她轉頭看著我,忽的擁抱著我,哭聲撕心裂肺:“高陽,多少次,我告訴自己,這才是最好的結局,我只要他活著,可是為什麼,為什麼我的心這麼疼呢?”她鬆開了我,撫著自己的胸口,“我這裡好疼啊!”
望著城陽的眼淚,我想,或許所有人都有這樣的同樣的經歷,無數次告訴自己堅強,當悲痛降臨時,又有誰能真正的做到呢!
我一把抓住她,再一次將她用在懷裡,妄圖用我的擁抱溫暖她:“姐姐,沒有人能做到!你哭吧,別那麼的苛求自己。杜荷的結局,都是你用眼淚換來的!”
城陽公主的哭聲越來越大,直到連哭都沒有力氣的時候,我陪著她一起歪在軟塌上。
她輕柔的聲調說:“那年我出嫁,那時候的我對愛情還有著渴望和憧憬,可當天晚上,我失望的看到杜荷緊鎖的眉頭、滿目的惆悵,他遲遲的不敢靠近我,似乎想逃脫。”說到此處,她苦澀的一笑,“我就自己騙自己,就當他還未適應我們已成夫妻的事實。”
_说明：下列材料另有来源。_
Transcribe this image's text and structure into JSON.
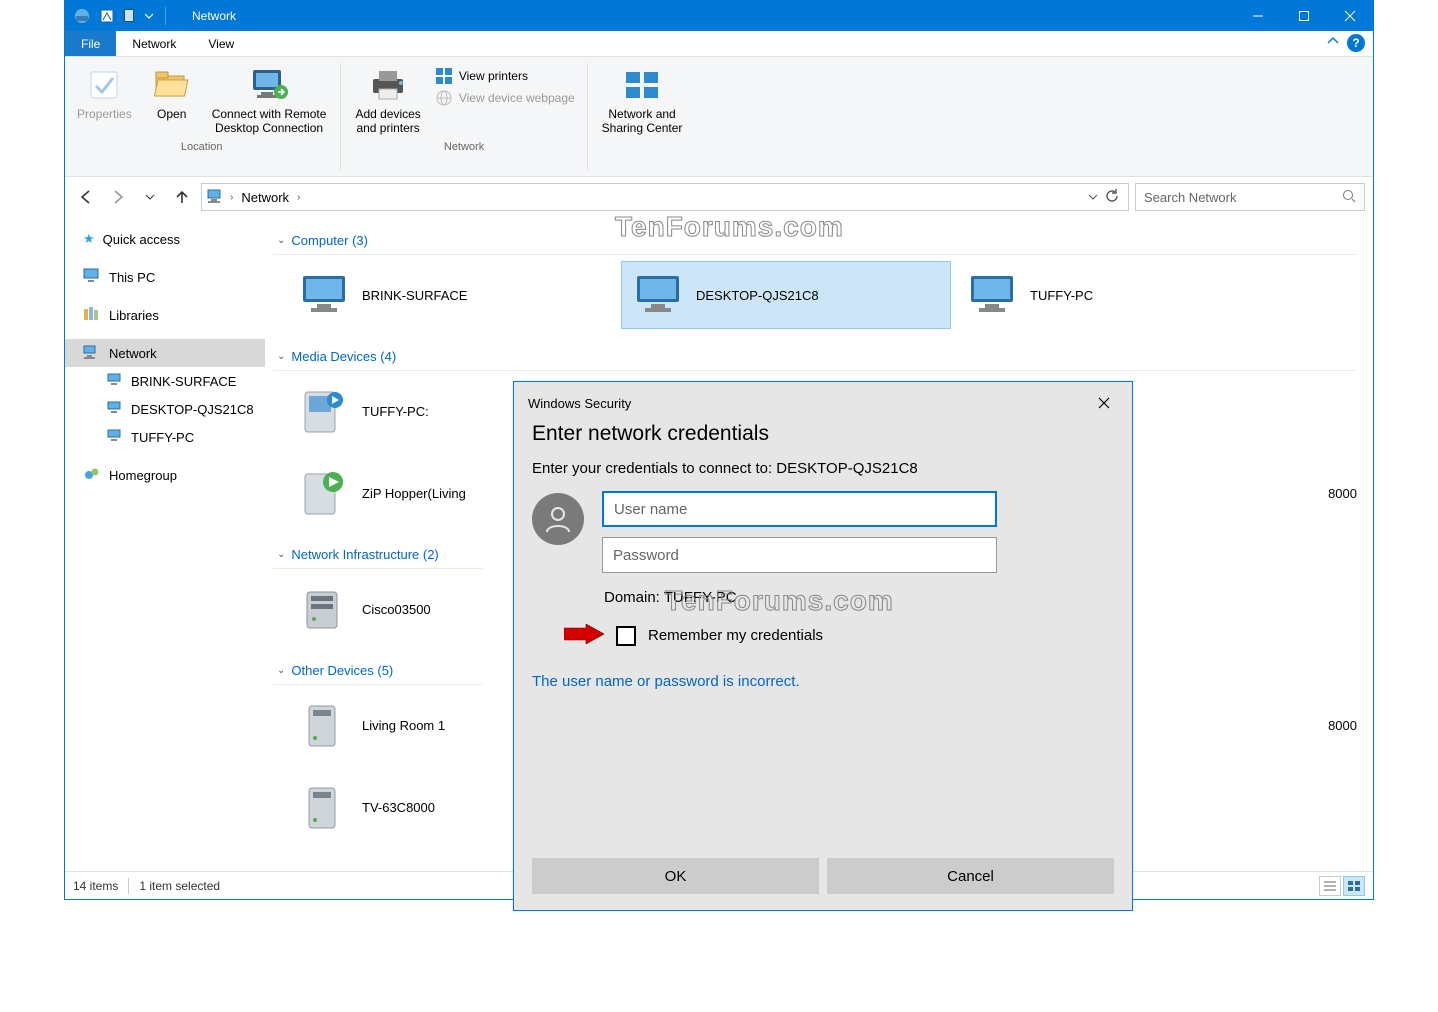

我轉過頭驚訝於她一臉的平靜,問:“你是怎麼做到成全了他?”
這問題已經不是第一次問了,城陽公主依然平靜、耐心的說:“我問自己,他死了更令我傷心,還是他好好的活著卻與別人在一起,更讓我傷心?答案是前者。”
可為何兩種選擇,都是傷心呢?我想,這大概就是不愛吧!一場悲劇的收場,一份孽緣的收尾,總會附著一個犧牲品,而恰巧是她而已。
“姐姐,你恨嗎?”我悄悄地問。
她淡然而輕鬆的笑著:“有什麼好恨的呢?該恨誰呢?杜荷有何錯處?林秀珠又有何錯處?那麼,錯的又是我嗎?我追逐自己的心有什麼錯了嗎?大概是天上的月老錯了,他不該為我牽了這紅線,又狠心的斬斷,我與杜荷不過是一場誤會!現在誤會解開了。一切也就結束了。”
“那你還愛嗎?”我轉頭望著她的眼睛,那一刻我斷定,她在釋懷。
她搖搖頭,停頓了好一會才說:“我不知道,這幾年裡,他對我很好,只是沒有愛上我。也許我還愛著他。”她苦澀一笑,“至少,我已經開始練習忘記他了。高陽,你說我會忘了杜荷,愛上別人嗎?”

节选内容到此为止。